Being part of Saguaro National Parks’ buffelgrass mitigation effort means hauling gallons of herbicide to the harder to reach areas of the park in August, sweat pouring down your face before 8 a.m., and actively trying to save native plant species threatened by the fires that buffelgrass fuels.
It’s hard work, but the park’s efforts over the last 30 years to remove the invasive, non-native grass have given it better footing to protect saguaros and other native species as increasing temperatures and drought alter their habitats.
Don Swann, a biologist from Saguaro National Park, has tried to join one of these teams once a week recently to keep in touch with how the efforts to control the grass are going.
“It's tough work. It involves climbing up hills like this in the middle of the summer, as well as keeping at it the rest of the year with our amazing volunteers,” Swann said. “We really feel like we've been making a difference, and we are turning the corner.”
He and a handful of other employees are strapping on backpack pump strayers and heading out to a hill beside the entrance to Saguaro National Park-West at 7 a.m. as temperatures slowly start to creep towards the day’s projected high of 106. At first, the landscape is flat and even while the group surveys the ground for the bunching grass that have sprouted since their last sweep of the area or a sneaky cholla that may attach to their boot.
But soon the land gets rocky and steeper, and they find isolated blue painted buffelgrasses announcing they’re coming up on the plants they sprayed with their dyed herbicide the day before.
“A lot of areas in the park where I used to bring people — 10-15 years ago — to show them what a problem buffelgrass was, you can’t find buffelgrass in those areas anymore. We’ve been able to successfully treat it,” said Swann.
The group has to strike while the plants are still green. In order to take in the herbicide, the grass needs to be photosynthesizing. Due to Tucson's wettest July on record these plants are thriving. Swann said they also use staff and volunteers to pull the plants all year round.
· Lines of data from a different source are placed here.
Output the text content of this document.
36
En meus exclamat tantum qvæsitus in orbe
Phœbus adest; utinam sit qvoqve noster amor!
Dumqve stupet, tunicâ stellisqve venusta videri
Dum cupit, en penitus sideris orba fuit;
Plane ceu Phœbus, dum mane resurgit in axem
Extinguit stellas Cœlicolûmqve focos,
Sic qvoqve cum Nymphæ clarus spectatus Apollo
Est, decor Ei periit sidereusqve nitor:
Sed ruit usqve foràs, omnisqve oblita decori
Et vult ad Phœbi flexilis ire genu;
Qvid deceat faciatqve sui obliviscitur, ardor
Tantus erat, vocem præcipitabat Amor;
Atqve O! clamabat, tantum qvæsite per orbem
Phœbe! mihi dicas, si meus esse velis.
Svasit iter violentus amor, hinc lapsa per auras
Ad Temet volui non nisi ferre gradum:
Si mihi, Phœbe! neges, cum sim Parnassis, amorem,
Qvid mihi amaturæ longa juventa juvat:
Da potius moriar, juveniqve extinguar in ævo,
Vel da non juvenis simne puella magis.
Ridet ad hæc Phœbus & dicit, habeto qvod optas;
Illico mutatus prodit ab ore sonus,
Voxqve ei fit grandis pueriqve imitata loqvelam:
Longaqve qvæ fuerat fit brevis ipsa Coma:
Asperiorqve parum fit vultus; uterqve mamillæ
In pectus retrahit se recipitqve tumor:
“We are turning the corner,” Swann said. “We can be successful at protecting the Sonoran desert.”
Jeff Conn also works at the park and oversees the science and resources management program.
He said the strain of grass in the park hails from Kenya and arrived in the early 1990s. It started competing with native species for water and nutrients in the soil and fill in the gaps between those plants, creating a continues fuel for fires. After years of mitigation efforts there's only about 2,000 acres of it left, which is approximately 2% of the park's total acreage.
"If we did not manage actively, the likelihood of having catastrophic fires — which would convert the Sonoran Desert into a grassland, which would make it even more fire prone — are truly tremendous,” said Conn.
Conn said after spending an estimated annual $300,000 to $500,000 trying to stamp out the grass each year along with thousands of volunteer hours, they're getting to a point where the grass is at a manageable level and doesn't pose a fire threat in the park.
Unfortunately, he said even if they could remove all of it from the park, unmanaged buffelgrass outside its boundaries would still blow seeds in.
Ben Wilder, director of the Desert Laboratory on Tumamoc Hill with the University of Arizona, said events like fires or droughts are “agents of change” in the desert reshaping what plants live where.
"What happens in those great reshufflings is a species range shifts, and certain species are preadapted and can move with the changing climatic conditions and others cannot,” said Wilder. “You get both expansions and contractions, and by ‘contractions’ I mean mortalities events —and extinction can happen at this point in time, too."
Plants like buffelgrass will come back after a fire — after all, they evolved from the savannas of Africa — but he said biologists don't fully know what native species will survive repeated fires.
But he said efforts like those at Saguaro National Park to control buffelgrass aren’t pointless in protecting the future of native species and the homes close-by from hotter, bigger fires.
“The risks are massive here,” said Wilder. “But the costs of doing something now are so much less, than the cost of not acting.”